Le projet avait été très controversé en consultation et en septembre, le Conseil fédéral avait demandé au Département de justice et police de le retravailler. Il avait alors assuré qu'il tenait à une norme pénale pour encadrer strictement l'assistance organisée au suicide, sans l'interdire.
Mercredi, le gouvernement a tourné casaque: la norme prévue est superflue, elle ne ferait que concrétiser le droit en vigueur, a expliqué à la presse la ministre de justice et police Simonetta Sommaruga. La personne qui se donne la mort doit être capable de discernement et avoir été dûment informée pour que l'assistance au suicide soit licite.
Le droit pénal, mais aussi la loi sur les produits thérapeutiques, celle sur les stupéfiants et les règles déontologiques, permettent d'infliger des sanctions efficaces.
Effet incitatif
Une norme pénale spécifique serait en outre risquée car elle donnerait un statut légal aux organisations d'assistance au suicide et pourrait avoir un effet incitatif. En outre, les milieux médicaux n'y étaient pas favorables.
La grande majorité des consultés ont soutenu la nécessité d'encadrer les organisations d'assistance au suicide mais il n'y avait aucun consensus sur la manière de le faire, a rappelé la conseillère fédérale. "La question de la fin de vie est très sensible, il faut trouver un équilibre entre la liberté individuelle et le devoir de protection qui incombe à l'Etat."
Peu de tourisme de la mort
Le gouvernement a poursuivi l'examen d'une nouvelle norme pénale jusqu'au bout et ce chemin a montré qu'elle serait superflue, a ajouté Simonetta Sommaruga. Selon elle, il n'y a pas lieu d'agir contre le "tourisme de la mort": très peu d'étrangers peuvent venir en Suisse bénéficier de l'aide au suicide si les règles sont respectées et de moins en moins le font.
Dignitas, qui offre ce service, a accompagné 97 personnes dans la mort en 2010 au lieu de 195 en 2006. Dans la même période, Exit Suisse alémanique, qui ne suit que les résidents dans le pays, a au contraire vu son public progresser de 150 à 257 personnes.
Pour le Conseil fédéral, l'encouragement des soins palliatifs et la prévention du suicide sont prioritaires, d'autant que le vieillissement de la population devrait faire augmenter le nombre de suicides.

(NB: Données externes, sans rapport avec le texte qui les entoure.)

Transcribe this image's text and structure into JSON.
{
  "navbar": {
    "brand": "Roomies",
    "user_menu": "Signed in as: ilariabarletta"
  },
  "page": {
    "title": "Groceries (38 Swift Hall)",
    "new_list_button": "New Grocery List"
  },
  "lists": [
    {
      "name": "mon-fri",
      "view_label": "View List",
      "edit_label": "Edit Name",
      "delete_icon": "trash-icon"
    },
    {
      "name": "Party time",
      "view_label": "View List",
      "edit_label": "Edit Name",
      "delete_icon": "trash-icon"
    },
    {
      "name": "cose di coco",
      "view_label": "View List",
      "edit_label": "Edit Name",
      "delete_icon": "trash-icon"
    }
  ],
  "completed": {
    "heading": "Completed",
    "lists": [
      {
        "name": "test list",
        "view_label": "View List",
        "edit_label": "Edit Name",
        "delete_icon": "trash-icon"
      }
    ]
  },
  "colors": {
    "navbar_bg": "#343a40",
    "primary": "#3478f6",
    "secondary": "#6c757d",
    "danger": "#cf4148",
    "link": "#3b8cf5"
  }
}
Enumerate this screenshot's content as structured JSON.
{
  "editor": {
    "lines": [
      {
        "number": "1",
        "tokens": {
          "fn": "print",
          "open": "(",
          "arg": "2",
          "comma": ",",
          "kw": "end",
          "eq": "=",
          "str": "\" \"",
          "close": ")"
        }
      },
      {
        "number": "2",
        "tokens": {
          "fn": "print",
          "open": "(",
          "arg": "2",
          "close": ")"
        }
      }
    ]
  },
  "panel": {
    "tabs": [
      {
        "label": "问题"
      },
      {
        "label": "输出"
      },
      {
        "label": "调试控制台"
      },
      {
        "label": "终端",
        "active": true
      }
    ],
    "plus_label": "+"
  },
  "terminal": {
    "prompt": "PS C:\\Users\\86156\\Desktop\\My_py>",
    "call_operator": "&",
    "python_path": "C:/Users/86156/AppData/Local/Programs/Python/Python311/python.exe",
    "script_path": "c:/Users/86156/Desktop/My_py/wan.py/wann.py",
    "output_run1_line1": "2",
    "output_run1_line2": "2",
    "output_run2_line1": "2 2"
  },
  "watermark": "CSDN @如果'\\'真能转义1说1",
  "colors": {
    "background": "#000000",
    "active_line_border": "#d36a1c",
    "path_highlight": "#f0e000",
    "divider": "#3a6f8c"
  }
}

Pour soutenir le droit à l'autodétermination, il faut informer les gens sur les possibilités d'accompagnement en fin de vie.
Groupe de travail interdépartemental
Le Conseil fédéral a chargé le Département fédéral de l'intérieur d'examiner l'opportunité de poursuivre la Stratégie nationale en matière de soins palliatifs au-delà de 2012. Ce département continuera en outre d'encourager les cantons à optimiser le dépistage précoce et le traitement des dépressions.
Un groupe de travail interdépartemental préparera d'ici fin 2014 des mesures pour mieux concilier vie active et prise en charge de proches.
En jetant l'éponge sur l'assistance au suicide, le Conseil fédéral s'évite des débats houleux au Parlement. En consultation, l'UDC, le PLR et les Verts ont jugé inutile de réviser le droit. Les socialistes voulaient régler la question ailleurs que dans le code pénal. Seul le PDC soutenait une réglementation très stricte pour endiguer le "tourisme de la mort".
ats/vkiss
De longues discussions
La question de l'aide organisée au suicide est un serpent de mer. Le Conseil fédéral a toujours refusé de légiférer en affirmant qu'une réglementation de portée générale ne permettrait pas de répondre à toutes les questions délicates. En 2000 déjà, l'exécutif avait choisi le statu quo lorsque la conseillère fédérale Ruth Metzler lui avait présenté un rapport recommandant de dépénaliser même l'euthanasie active directe.
Malgré l'insistance du Parlement, son successeur Christoph Blocher n'a jamais voulu légiférer. Eveline Widmer-Schlumpf a relancé le dossier avant de céder la place en novembre à Simonetta Sommaruga.